Third, despite being presented by the president and the government as a ‘requirement’ of the peace agreement, the constitutional revision continues to cause popular protests. An example is the demonstrations in Gao in July 2016 against establishing the interim authorities as stipulated in the peace agreement. The protests were violently repressed by the government.

In the wake of these events, the president declared that ‘these regrettable incidents (were) a clear illustration of a misunderstanding of the content of the peace and national reconciliation agreement’. This observation shows that although there was very little protest at the time it was signed, the implementation of the peace agreement leaves many Malians uncomfortable.

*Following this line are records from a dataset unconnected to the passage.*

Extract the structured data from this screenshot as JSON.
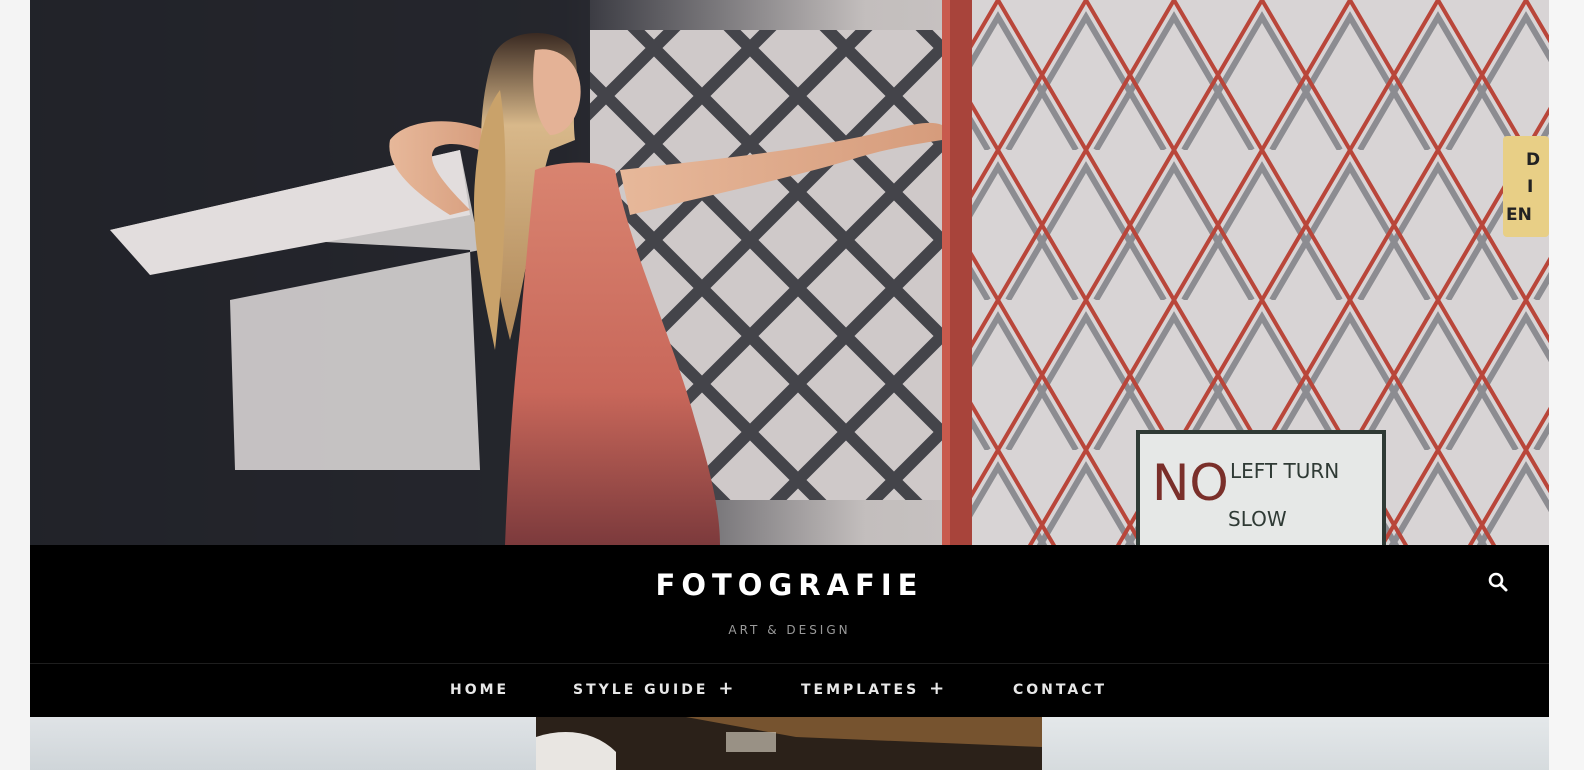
{
  "site": {
    "title": "FOTOGRAFIE",
    "tagline": "ART & DESIGN"
  },
  "nav": {
    "items": [
      {
        "label": "HOME",
        "has_submenu": false
      },
      {
        "label": "STYLE GUIDE",
        "has_submenu": true,
        "indicator": "+"
      },
      {
        "label": "TEMPLATES",
        "has_submenu": true,
        "indicator": "+"
      },
      {
        "label": "CONTACT",
        "has_submenu": false
      }
    ]
  },
  "hero": {
    "sign": {
      "line1_big": "NO",
      "line1_small": "LEFT TURN",
      "line2": "SLOW"
    },
    "edge_sign_text": "D\nI\nEN"
  },
  "icons": {
    "search": "search-icon",
    "plus": "plus-icon"
  },
  "colors": {
    "header_bg": "#000000",
    "title": "#ffffff",
    "tagline": "#9a9a9a",
    "nav_text": "#e8e8e8",
    "page_bg": "#f4f4f4",
    "gate_red": "#b4473a",
    "dress": "#c9695a"
  }
}
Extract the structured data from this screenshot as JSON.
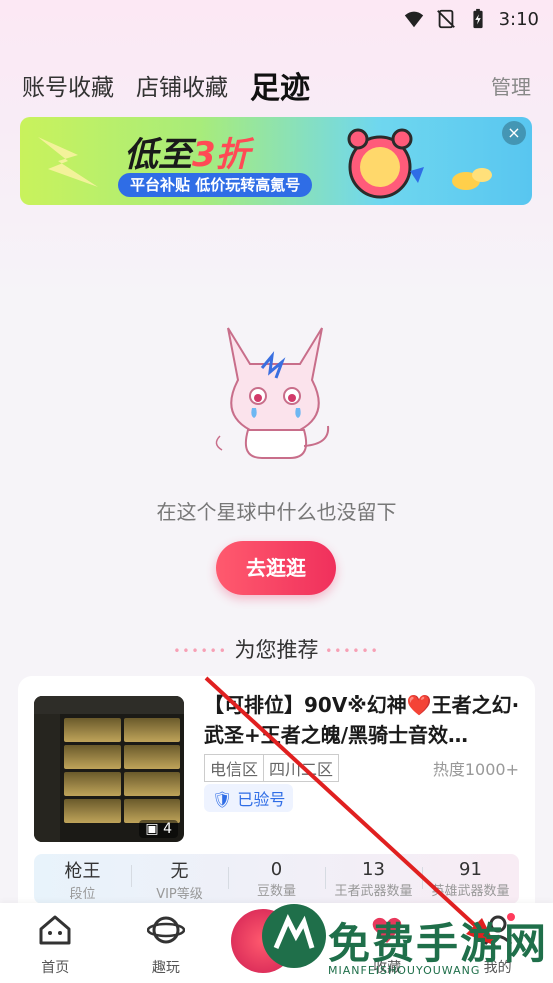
{
  "status_bar": {
    "time": "3:10",
    "icons": [
      "wifi-icon",
      "no-sim-icon",
      "battery-icon"
    ]
  },
  "tabs": [
    {
      "label": "账号收藏"
    },
    {
      "label": "店铺收藏"
    },
    {
      "label": "足迹"
    }
  ],
  "manage_label": "管理",
  "banner": {
    "title_prefix": "低至",
    "title_big": "3折",
    "subtitle": "平台补贴 低价玩转高氪号",
    "close": "×"
  },
  "empty_state": {
    "text": "在这个星球中什么也没留下",
    "button": "去逛逛"
  },
  "recommend": {
    "title": "为您推荐",
    "dots": "••••••"
  },
  "card": {
    "title": "【可排位】90V※幻神❤️王者之幻·武圣+王者之魄/黑骑士音效…",
    "tags": [
      "电信区",
      "四川二区"
    ],
    "heat": "热度1000+",
    "verified": "已验号",
    "image_count": "4",
    "stats": [
      {
        "value": "枪王",
        "label": "段位"
      },
      {
        "value": "无",
        "label": "VIP等级"
      },
      {
        "value": "0",
        "label": "豆数量"
      },
      {
        "value": "13",
        "label": "王者武器数量"
      },
      {
        "value": "91",
        "label": "英雄武器数量"
      }
    ]
  },
  "bottom_nav": [
    {
      "label": "首页",
      "icon": "home-icon"
    },
    {
      "label": "趣玩",
      "icon": "planet-icon"
    },
    {
      "label": "",
      "icon": "center-icon"
    },
    {
      "label": "收藏",
      "icon": "heart-icon"
    },
    {
      "label": "我的",
      "icon": "user-icon"
    }
  ],
  "watermark": {
    "text": "免费手游网",
    "sub": "MIANFEISHOUYOUWANG"
  }
}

It also highlights the importance of explaining the peace agreement to the public.

In the meantime, the government and its partners must take the necessary steps to implement the pending legislative reforms as they await the much-needed constitutional revision, whose necessity goes beyond the ‘requirements’ of the peace agreement.

Limitations of the peace process – in particular the absence of popular support for its implementation – have been highlighted by various factors. These include the absence of a new date to restart the process of constitutional revision, the divide between the ruling party and the opposition, and the rifts between supporters and opponents of the reform.

The importance of implementing the peace agreement and the resulting reforms cannot be overstated. However without popular support these steps won’t have the expected stabilising effect. To ensure national ownership, the Malian authorities and their partners engaged in the peace process must involve all the relevant stakeholders in the various proposed measures, from the inception phases.